In die wilde Welt hinaus – Spike Jonez wundervoller Abenteuerfilm zeigt „Wo die wilden Kerle wohnen“

 

Erst war es nur ein Spiel, als Max (Max Records) seine große Schwester Claire (Pepita Emmerichs) und ihre Freunde mit Schnee beworfen hat. Aber dann haben sie sein Iglu zerstört und sind weggegangen. Also hat Max Claires Zimmer verwüstet und das Herz zerrissen, dass er ihr gebastelt hatte. Mom (Catherine Keener) war ärgerlich und enttäuscht (noch schlimmer). Zeit hat sie auch keine, muss immer nur arbeiten. Und als Max sie abends in sein Raumschiff einlädt, sitzt sie mit einem fremden Mann auf der Couch (Mark Ruffalo). Also zieht Max seinen Wolfspelz an und wird wild. So wild, dass er Mom beißt und wegrennt zu einem Boot, das ihn über eine stürmische See dorthin trägt „Wo die wilden Kerle wohnen“. Carol (Sprecher: James Gandolfini), Judith (Catherine O ´Hara), Ira (Forest Whitaker), KW (Lauren Ambrose), Douglas (Chris Cooper) und Alexander (Paul Delano) sind groß und zottelig, Tier-Mensch-Ungeheuer-Wesen, und sie sehen aus wie im Buch. Zuerst wollen sie Max fressen, aber er jagt ihnen brüllend und drohend Angst ein. Beeindruckt erklären die wilden Kerle Max zum König. Nur wenige Seiten hat Maurice Sendaks Buch, auf jeder von denen ein Satz steht. Doch es ist übervoll mit Geschichten und Ahnungen von den Gefahren der Welt und den Biestern, den wilden Kerlen. Sendak kreierte ein Meisterwerk aus einer einfachen Geschichte. Vollends erklären lässt sich der Zauber des Buches nicht, man muss lesen und schauen „Wo die wilden Kerle wohnen“. Das ist das Beste. Aber nun kann man auch ins Kino gehen.

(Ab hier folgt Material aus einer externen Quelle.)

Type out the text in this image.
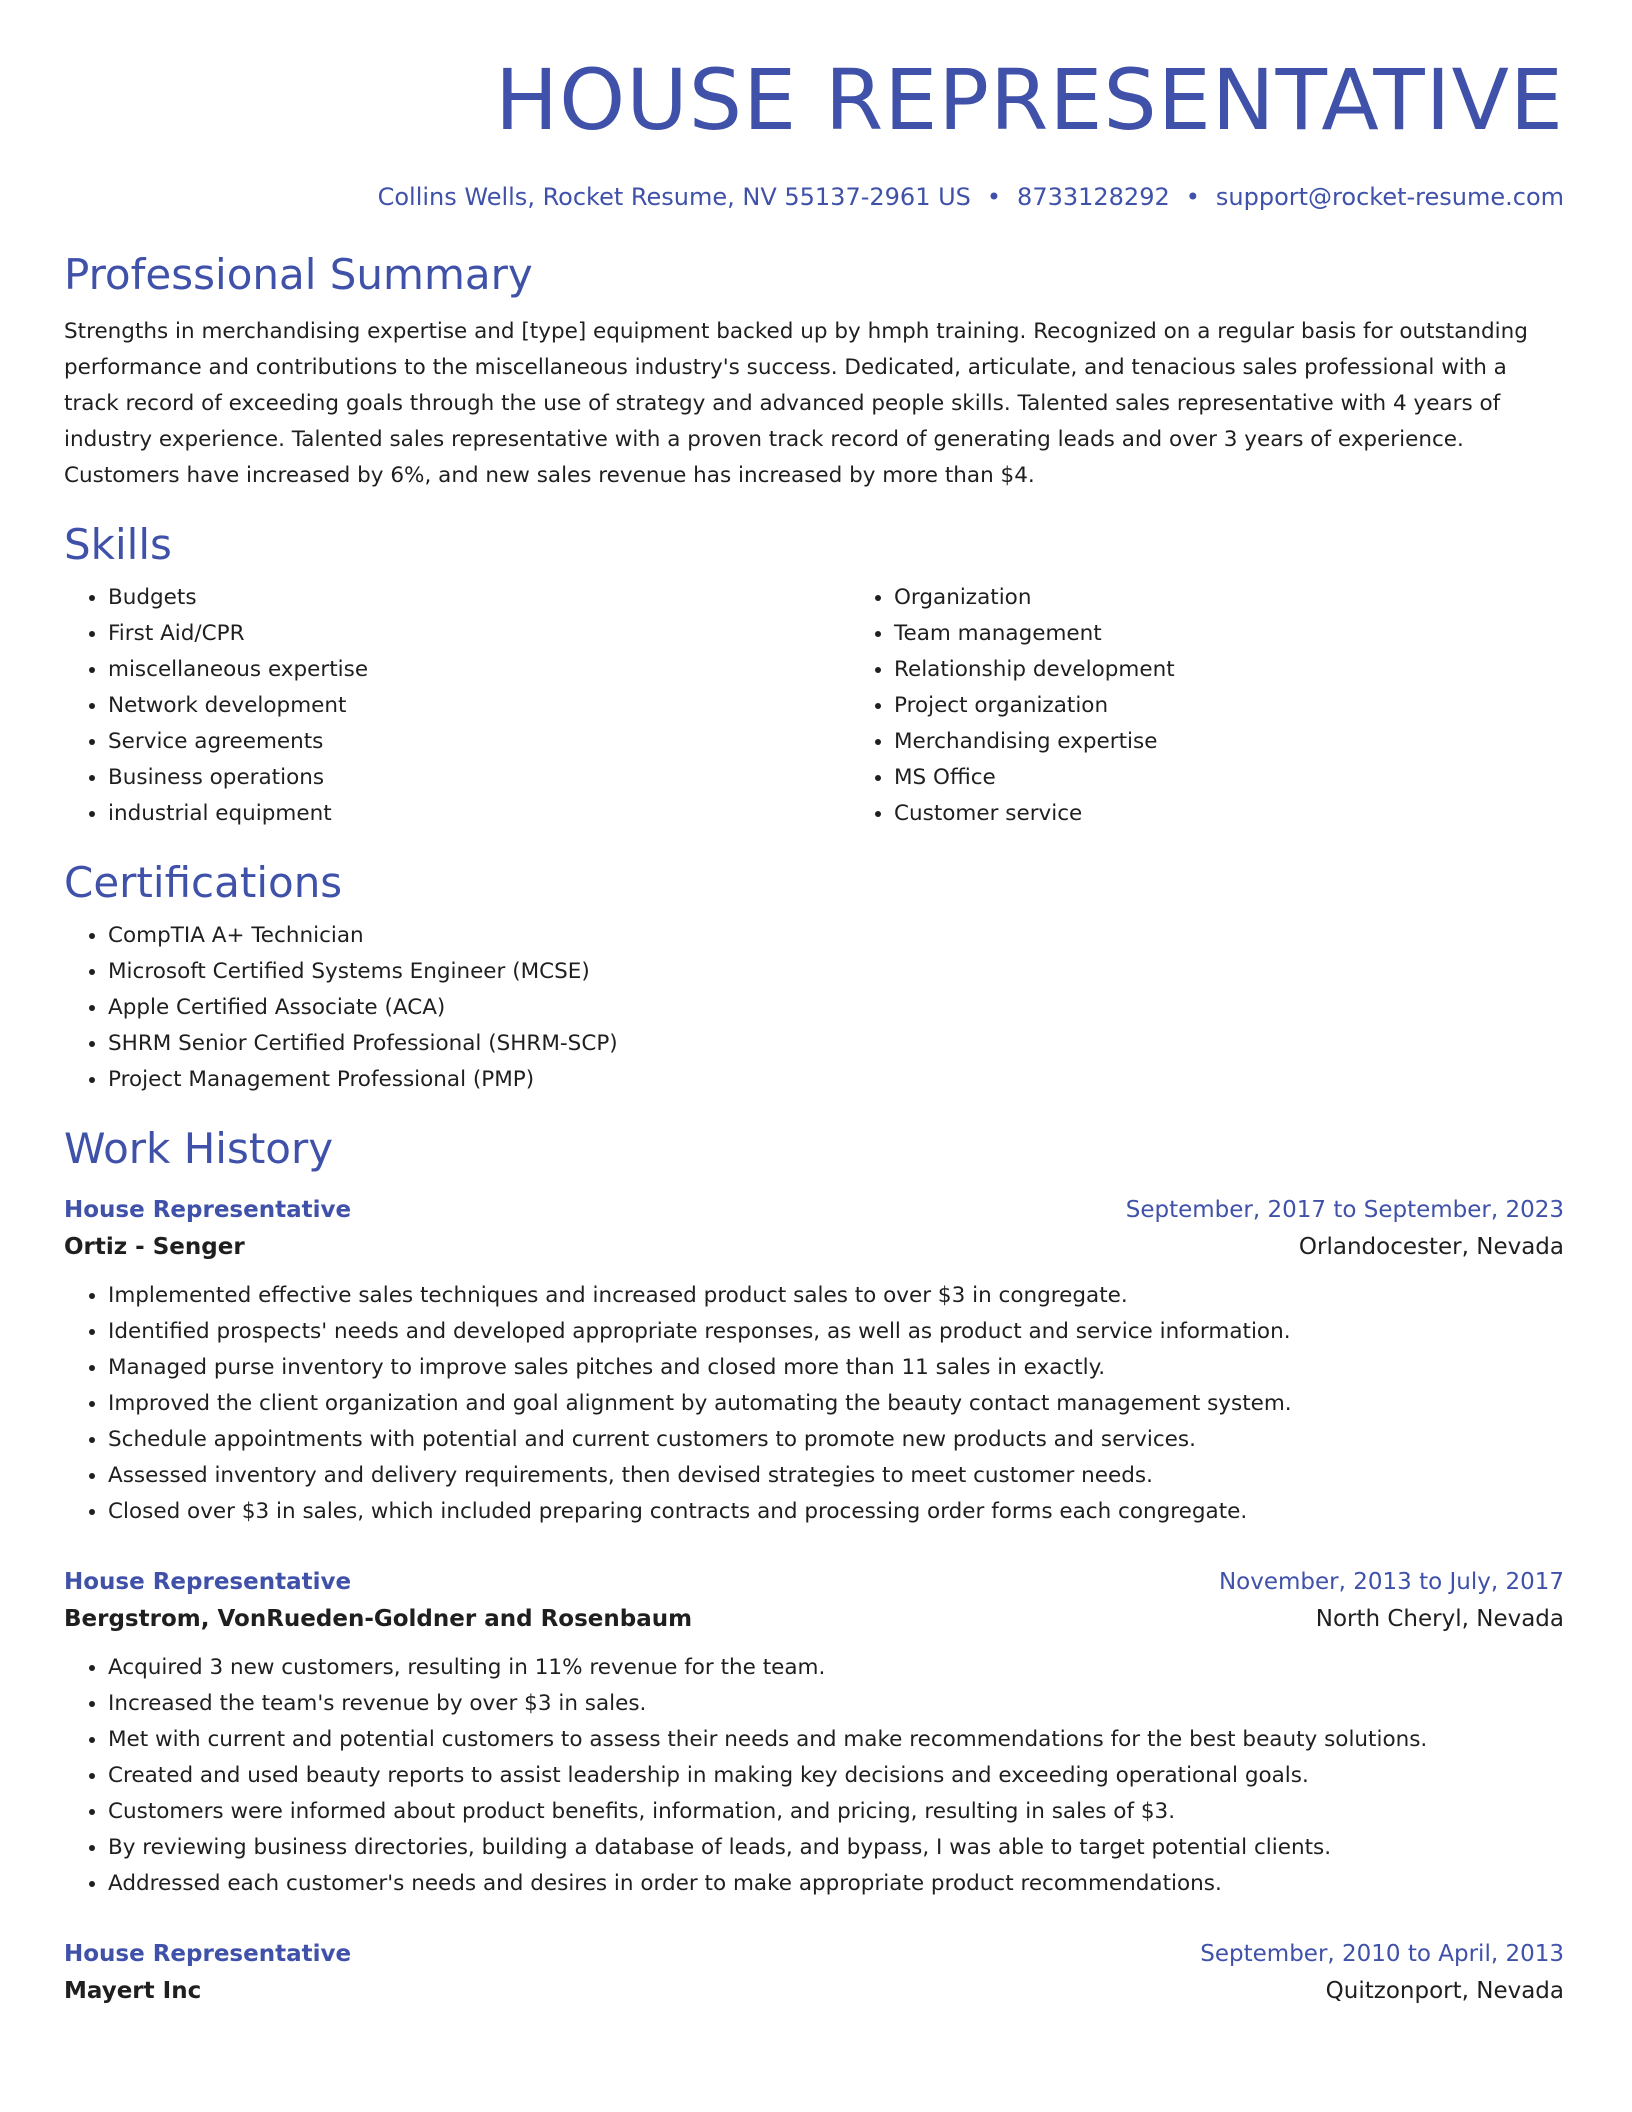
HOUSE REPRESENTATIVE
Collins Wells, Rocket Resume, NV 55137-2961 US • 8733128292 • support@rocket-resume.com
Professional Summary

Strengths in merchandising expertise and [type] equipment backed up by hmph training. Recognized on a regular basis for outstanding performance and contributions to the miscellaneous industry's success. Dedicated, articulate, and tenacious sales professional with a track record of exceeding goals through the use of strategy and advanced people skills. Talented sales representative with 4 years of industry experience. Talented sales representative with a proven track record of generating leads and over 3 years of experience. Customers have increased by 6%, and new sales revenue has increased by more than $4.

Skills
• Budgets
• First Aid/CPR
• miscellaneous expertise
• Network development
• Service agreements
• Business operations
• industrial equipment
• Organization
• Team management
• Relationship development
• Project organization
• Merchandising expertise
• MS Office
• Customer service
Certifications
• CompTIA A+ Technician
• Microsoft Certified Systems Engineer (MCSE)
• Apple Certified Associate (ACA)
• SHRM Senior Certified Professional (SHRM-SCP)
• Project Management Professional (PMP)
Work History
House Representative	September, 2017 to September, 2023
Ortiz - Senger	Orlandocester, Nevada
• Implemented effective sales techniques and increased product sales to over $3 in congregate.
• Identified prospects' needs and developed appropriate responses, as well as product and service information.
• Managed purse inventory to improve sales pitches and closed more than 11 sales in exactly.
• Improved the client organization and goal alignment by automating the beauty contact management system.
• Schedule appointments with potential and current customers to promote new products and services.
• Assessed inventory and delivery requirements, then devised strategies to meet customer needs.
• Closed over $3 in sales, which included preparing contracts and processing order forms each congregate.
House Representative	November, 2013 to July, 2017
Bergstrom, VonRueden-Goldner and Rosenbaum	North Cheryl, Nevada
• Acquired 3 new customers, resulting in 11% revenue for the team.
• Increased the team's revenue by over $3 in sales.
• Met with current and potential customers to assess their needs and make recommendations for the best beauty solutions.
• Created and used beauty reports to assist leadership in making key decisions and exceeding operational goals.
• Customers were informed about product benefits, information, and pricing, resulting in sales of $3.
• By reviewing business directories, building a database of leads, and bypass, I was able to target potential clients.
• Addressed each customer's needs and desires in order to make appropriate product recommendations.
House Representative	September, 2010 to April, 2013
Mayert Inc	Quitzonport, Nevada
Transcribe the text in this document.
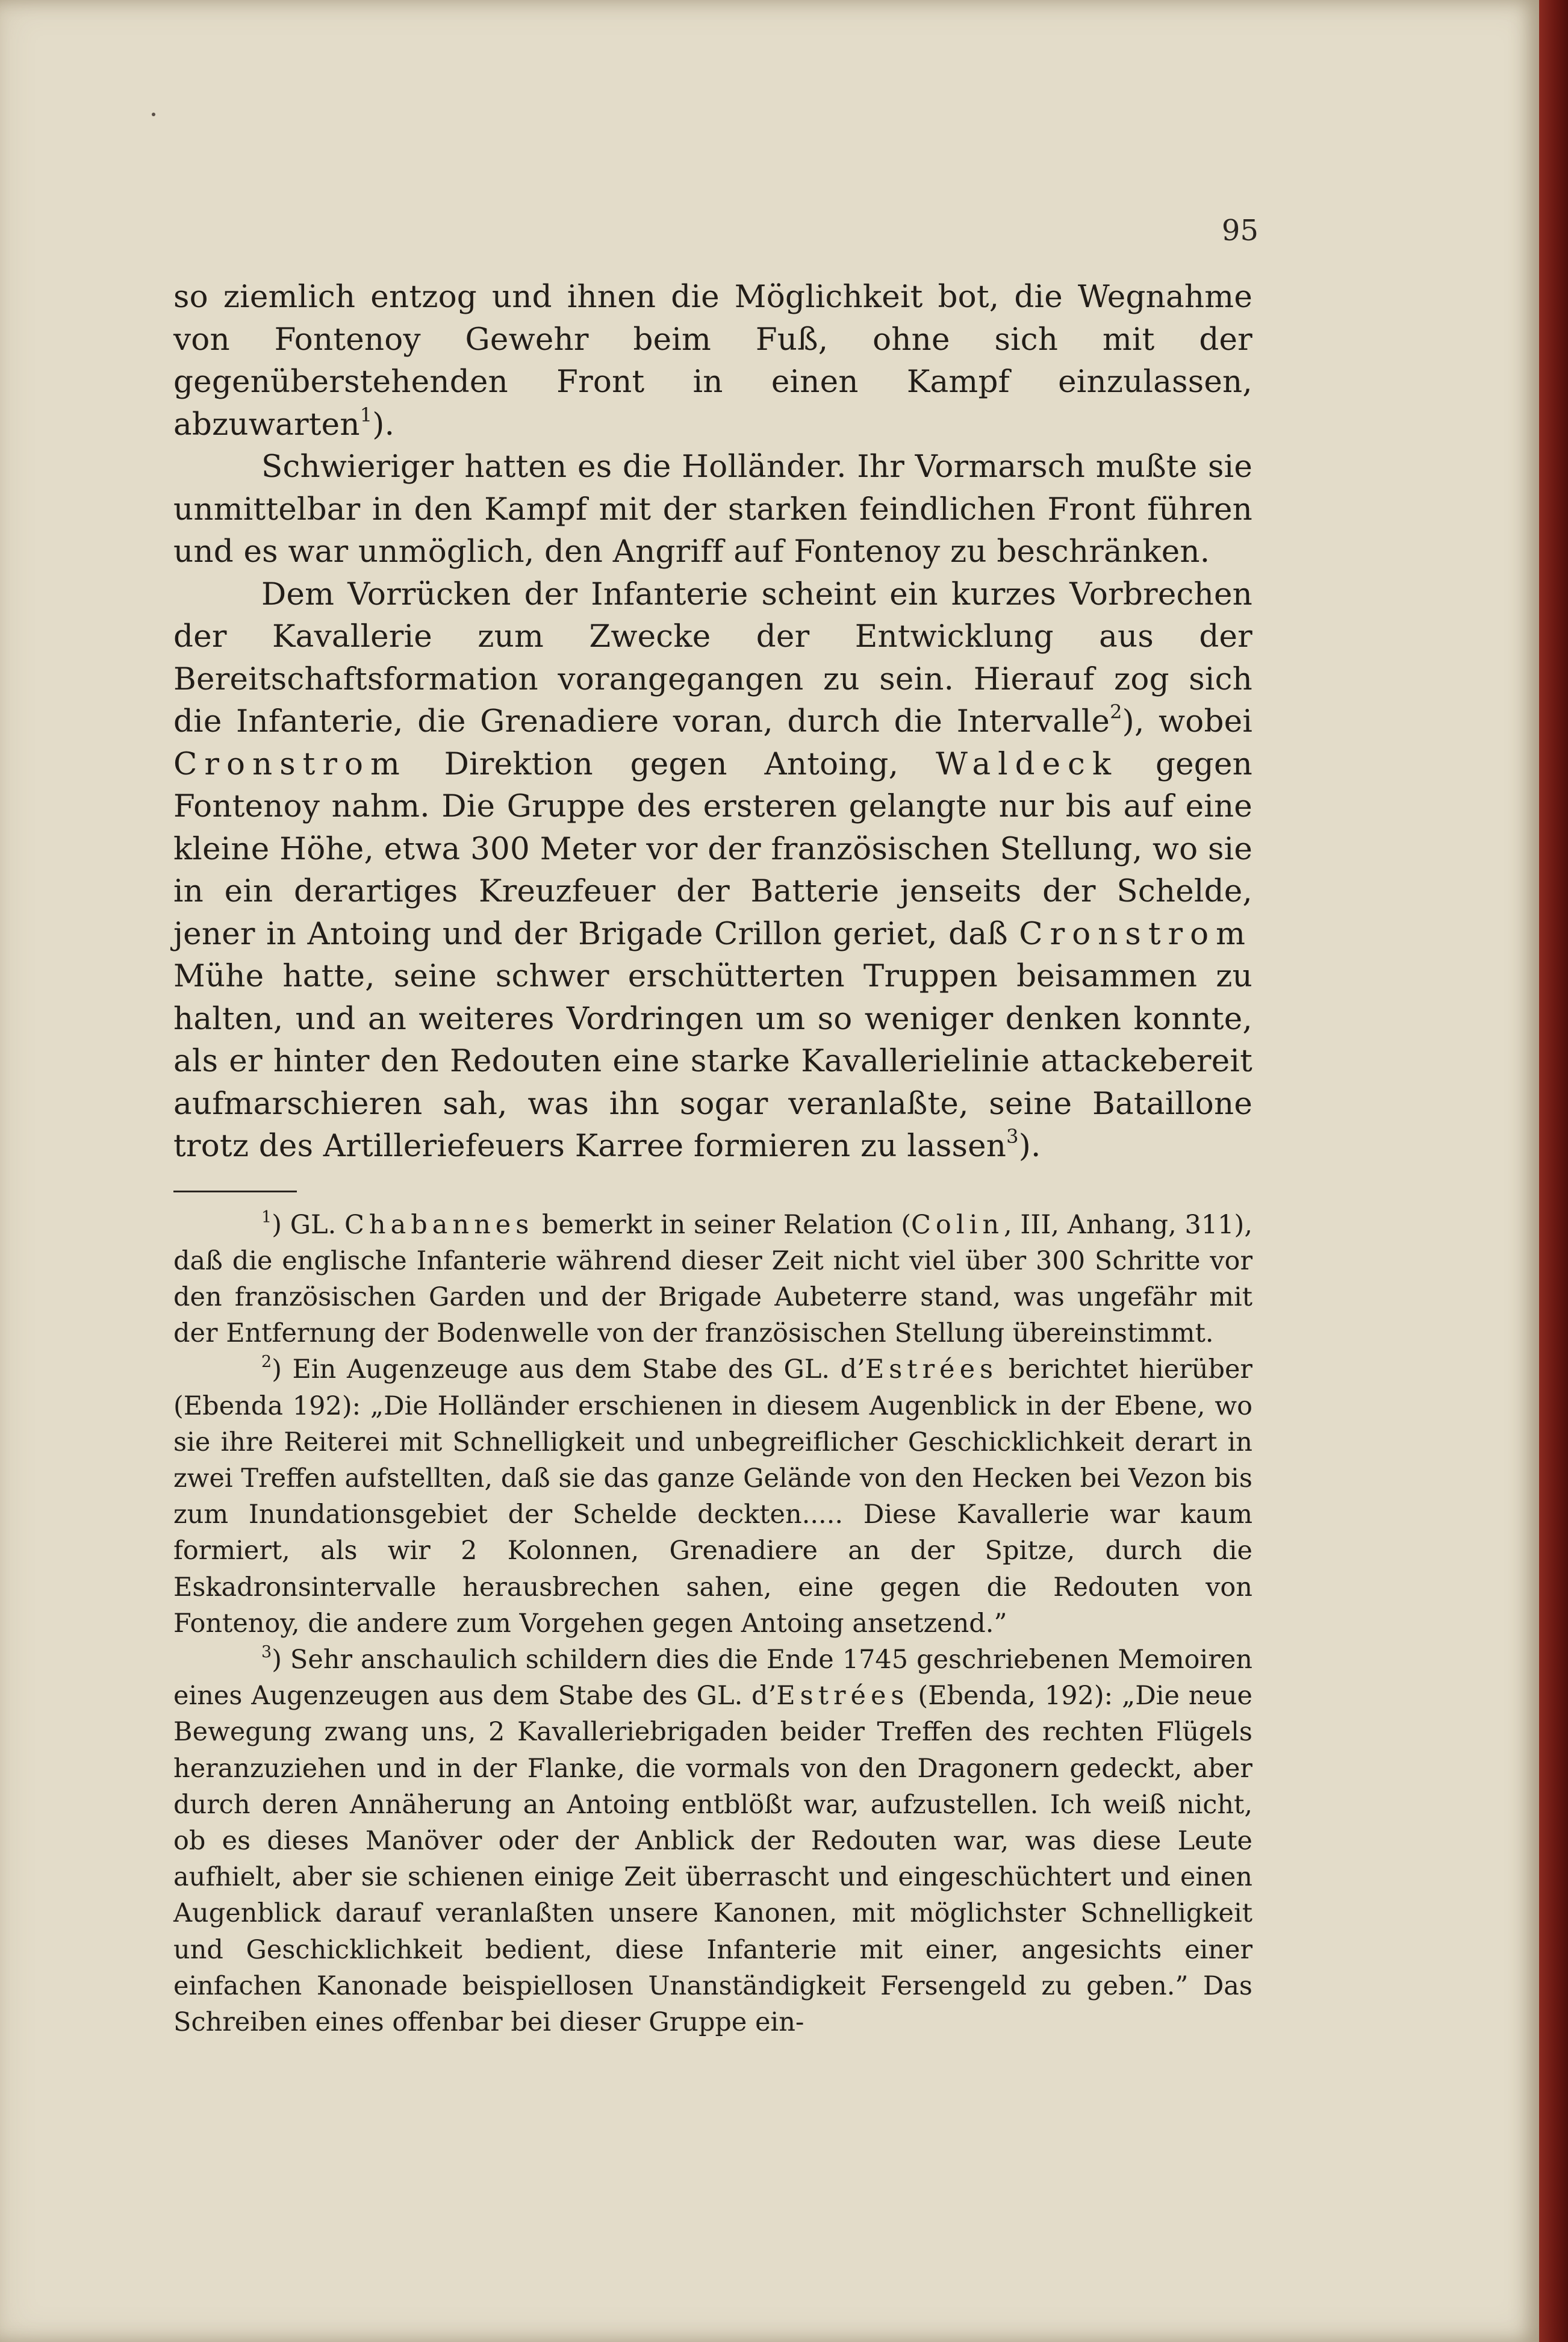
95

so ziemlich entzog und ihnen die Möglichkeit bot, die Wegnahme von Fontenoy Gewehr beim Fuß, ohne sich mit der gegenüberstehenden Front in einen Kampf einzulassen, abzuwarten$^1$).

Schwieriger hatten es die Holländer. Ihr Vormarsch mußte sie unmittelbar in den Kampf mit der starken feindlichen Front führen und es war unmöglich, den Angriff auf Fontenoy zu beschränken.

Dem Vorrücken der Infanterie scheint ein kurzes Vorbrechen der Kavallerie zum Zwecke der Entwicklung aus der Bereitschaftsformation vorangegangen zu sein. Hierauf zog sich die Infanterie, die Grenadiere voran, durch die Intervalle$^2$), wobei Cronstrom Direktion gegen Antoing, Waldeck gegen Fontenoy nahm. Die Gruppe des ersteren gelangte nur bis auf eine kleine Höhe, etwa 300 Meter vor der französischen Stellung, wo sie in ein derartiges Kreuzfeuer der Batterie jenseits der Schelde, jener in Antoing und der Brigade Crillon geriet, daß Cronstrom Mühe hatte, seine schwer erschütterten Truppen beisammen zu halten, und an weiteres Vordringen um so weniger denken konnte, als er hinter den Redouten eine starke Kavallerielinie attackebereit aufmarschieren sah, was ihn sogar veranlaßte, seine Bataillone trotz des Artilleriefeuers Karree formieren zu lassen$^3$).

$^1$) GL. Chabannes bemerkt in seiner Relation (Colin, III, Anhang, 311), daß die englische Infanterie während dieser Zeit nicht viel über 300 Schritte vor den französischen Garden und der Brigade Aubeterre stand, was ungefähr mit der Entfernung der Bodenwelle von der französischen Stellung übereinstimmt.

$^2$) Ein Augenzeuge aus dem Stabe des GL. d’Estrées berichtet hierüber (Ebenda 192): „Die Holländer erschienen in diesem Augenblick in der Ebene, wo sie ihre Reiterei mit Schnelligkeit und unbegreiflicher Geschicklichkeit derart in zwei Treffen aufstellten, daß sie das ganze Gelände von den Hecken bei Vezon bis zum Inundationsgebiet der Schelde deckten..... Diese Kavallerie war kaum formiert, als wir 2 Kolonnen, Grenadiere an der Spitze, durch die Eskadronsintervalle herausbrechen sahen, eine gegen die Redouten von Fontenoy, die andere zum Vorgehen gegen Antoing ansetzend.”

$^3$) Sehr anschaulich schildern dies die Ende 1745 geschriebenen Memoiren eines Augenzeugen aus dem Stabe des GL. d’Estrées (Ebenda, 192): „Die neue Bewegung zwang uns, 2 Kavalleriebrigaden beider Treffen des rechten Flügels heranzuziehen und in der Flanke, die vormals von den Dragonern gedeckt, aber durch deren Annäherung an Antoing entblößt war, aufzustellen. Ich weiß nicht, ob es dieses Manöver oder der Anblick der Redouten war, was diese Leute aufhielt, aber sie schienen einige Zeit überrascht und eingeschüchtert und einen Augenblick darauf veranlaßten unsere Kanonen, mit möglichster Schnelligkeit und Geschicklichkeit bedient, diese Infanterie mit einer, angesichts einer einfachen Kanonade beispiellosen Unanständigkeit Fersengeld zu geben.” Das Schreiben eines offenbar bei dieser Gruppe ein-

Dort lässt Spike Jonez in seiner dritten Regiearbeit Maurice Sendaks Kinderbuch in düsterer Poesie erstehen. Seine Bilder beben vor psychologischer Symbolkraft, befreit von belehrender Moral. Max schäumt vor Wut wie die Wellen, auf denen er zu den Kerlen reitet. Sein stürmisches Temperament führt ihn in eine raue Landschaft aus Wald, Wüste und zerklüfteter Küste, in der die zottigen Wesen hausen. Rührend und bedrohlich, sind jene Riesen, die zerstören, ohne an die Konsequenzen zu denken, die ihre Kraft kennen, ohne sie kontrollieren zu können. So spontan und freigiebig wie mit ihrer Zuneigung sind sie mit ihrer Ablehnung. Sie sind eifersüchtig, aufbrausend und oft uneinsichtig. Die Verletzungen, welche sie einander zufügen, heilen langsam. Manche bleiben für immer. Die Spiele, bei denen Max mit ihnen tobt, sind riskant und grob. Scherz wird zu Ernst. „Wo die wildern Kerle wohnen“ zeigt keine idyllische Märchenwelt. Jonez erzählt von der Kindheit als grausame, beängstigende und unsichere, einer Kindheit ohne Verklärung. Er lässt Max von unendlicher Trauer sprechen und Gewaltfantasien artikulieren, wie es echte Kinder tun, anstatt ein realitätsfremdes Ideal des unbedarft-unschuldigen Kindes zu errichten. Jagt Max Records jaulend durch die faszinierende und erschreckende Fantasiewelt, begreift man, wie domestiziert kindliche Filmfiguren meist sind. Max ist ein impulsives, auch aggressives Kind. Wie viele vernachlässigte Kinder sucht er Aufmerksamkeit: „Jetzt machen wir Krach!“.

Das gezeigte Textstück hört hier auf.